For my meditation / altar, I set up candles around photos of my paternal grandfather, paternal grandmother, paternal great grandmother, and my paternal grandfather-by-marriage, with obituaries and a few treasures they left behind.
I burned myrrh copal resin with bits of cinnamon, apple seeds, cloves, and sandalwood oil and sat for a while, speaking out loud all the things I wished to communicate to them at that time. I do this every few months, without any fancy spell or rhyme or ritual beforehand. Just sit and start talking.

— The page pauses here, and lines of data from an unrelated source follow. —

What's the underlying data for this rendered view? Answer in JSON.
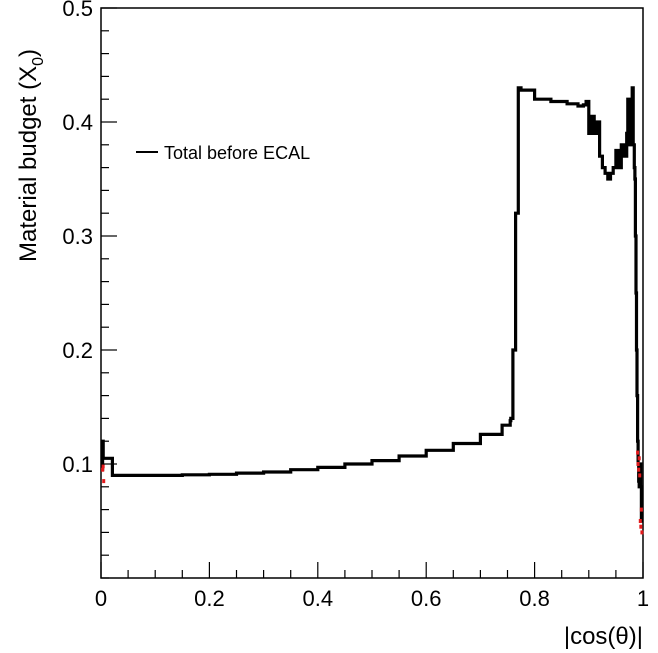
{
  "chart_data": {
    "type": "line",
    "xlabel": "|cos(θ)|",
    "ylabel_main": "Material budget (X",
    "ylabel_sub": "0",
    "ylabel_close": ")",
    "xlim": [
      0,
      1
    ],
    "ylim": [
      0,
      0.5
    ],
    "x_ticks": [
      0,
      0.2,
      0.4,
      0.6,
      0.8,
      1
    ],
    "x_tick_labels": [
      "0",
      "0.2",
      "0.4",
      "0.6",
      "0.8",
      "1"
    ],
    "y_ticks": [
      0.1,
      0.2,
      0.3,
      0.4,
      0.5
    ],
    "y_tick_labels": [
      "0.1",
      "0.2",
      "0.3",
      "0.4",
      "0.5"
    ],
    "grid": false,
    "legend_position": "top-left",
    "series": [
      {
        "name": "Total before ECAL",
        "color": "#000000",
        "x": [
          0.0,
          0.003,
          0.004,
          0.005,
          0.01,
          0.02,
          0.021,
          0.05,
          0.1,
          0.15,
          0.2,
          0.25,
          0.3,
          0.35,
          0.4,
          0.45,
          0.5,
          0.55,
          0.6,
          0.65,
          0.7,
          0.74,
          0.755,
          0.756,
          0.76,
          0.765,
          0.77,
          0.775,
          0.8,
          0.83,
          0.86,
          0.88,
          0.89,
          0.895,
          0.9,
          0.905,
          0.91,
          0.915,
          0.92,
          0.925,
          0.93,
          0.935,
          0.94,
          0.945,
          0.95,
          0.955,
          0.96,
          0.965,
          0.97,
          0.972,
          0.975,
          0.978,
          0.98,
          0.982,
          0.984,
          0.985,
          0.986,
          0.987,
          0.988,
          0.989,
          0.99,
          0.991,
          0.992,
          0.993,
          0.994,
          0.995,
          0.996,
          0.997,
          0.998
        ],
        "y": [
          0.095,
          0.12,
          0.105,
          0.105,
          0.105,
          0.105,
          0.09,
          0.09,
          0.09,
          0.0905,
          0.091,
          0.092,
          0.093,
          0.095,
          0.097,
          0.1,
          0.103,
          0.107,
          0.112,
          0.118,
          0.126,
          0.134,
          0.138,
          0.14,
          0.2,
          0.32,
          0.43,
          0.428,
          0.42,
          0.418,
          0.416,
          0.414,
          0.415,
          0.418,
          0.39,
          0.405,
          0.39,
          0.4,
          0.37,
          0.36,
          0.355,
          0.35,
          0.355,
          0.36,
          0.375,
          0.36,
          0.38,
          0.37,
          0.39,
          0.42,
          0.38,
          0.4,
          0.43,
          0.38,
          0.36,
          0.35,
          0.3,
          0.25,
          0.2,
          0.16,
          0.12,
          0.1,
          0.085,
          0.08,
          0.09,
          0.1,
          0.08,
          0.05,
          0.06
        ]
      },
      {
        "color": "#e31a1c",
        "x": [
          0.003,
          0.004,
          0.005,
          0.99,
          0.991,
          0.992,
          0.993,
          0.994,
          0.995,
          0.996,
          0.997,
          0.998
        ],
        "y": [
          0.095,
          0.098,
          0.085,
          0.11,
          0.1,
          0.095,
          0.105,
          0.09,
          0.05,
          0.045,
          0.06,
          0.04
        ]
      }
    ]
  }
}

Roger is the man to whom I credit my first taste/desire to explore the world, and I wrote Roger That for him. He died from cancer when I was almost ten but I still talk to him often.
Both maternal grandparents passed a few years apart, and both under particularly distressing circumstances. My parents, brother, and I have each had experiences lately that lead us to believe my grandmother is still reaching out to us.
On my Samhain Sabbat I hosted a party called Totenmahl, the German word for dead meal or funeral feast. The intention/meditation for the night was to remember and celebrate loved ones we have lost, so we stood around the fire and shared stories of how they influenced us and continue to shape our lives.
I have been reading/writing more about traditions in Central and South America, and am so inspired by some of the recipes I have found.
I created my own version of mole with ground apricots and raisins, dark bitter chocolate, vegetable broth, garlic, onions, roasted chipotle and Thai chili peppers, bay leaves, cocoa, chili powder, smoked paprika, turmeric, harissa, chipotle, cumin, red pepper, cinnamon, and clove.
It was so good we kept finding other things to use as a vessel for delivering the mole into our mouths.
My first step was putting chicken and onions in the smoker for about four hours.
Rosemary garlic roasted root veggies – turnips, parsnips, carrots, sweet potatoes. Parsnips always add a taste of lemon sweetness to any dish, and the rosemary balanced out the tartness. I marinated the veggies overnight in olive oil and mixed it up well before roasting.
Macaroni and cheese pie with gouda, mozzarella, parmesan, and herbs.
S’mores brownies- double layer with dark chocolate, honey grahams, and marshmallows on top. I added the toppings after the brownies were done and put it under the broiler for a few minutes.
A friend made these bacon-wrapped dates, and another brought bacon-wrapped asparagus, and I really just do not have any complaints at all about that.
My ladies all brought various side dishes, corn pudding, salads, breads, herbed butters, drinks, and more.
I made so much that I able to use it for other dishes the following week as well.
Our sweets table was pretty wild too, with double chocolate pretzel bark, strawberry and chocolate cookies, cheesecake, candies, s’mores brownies, dark chocolate truffles, sweet potato casserole, pomegranate seeds, apples and caramel, etc.
We had such a beautiful night. Blessed Samhain!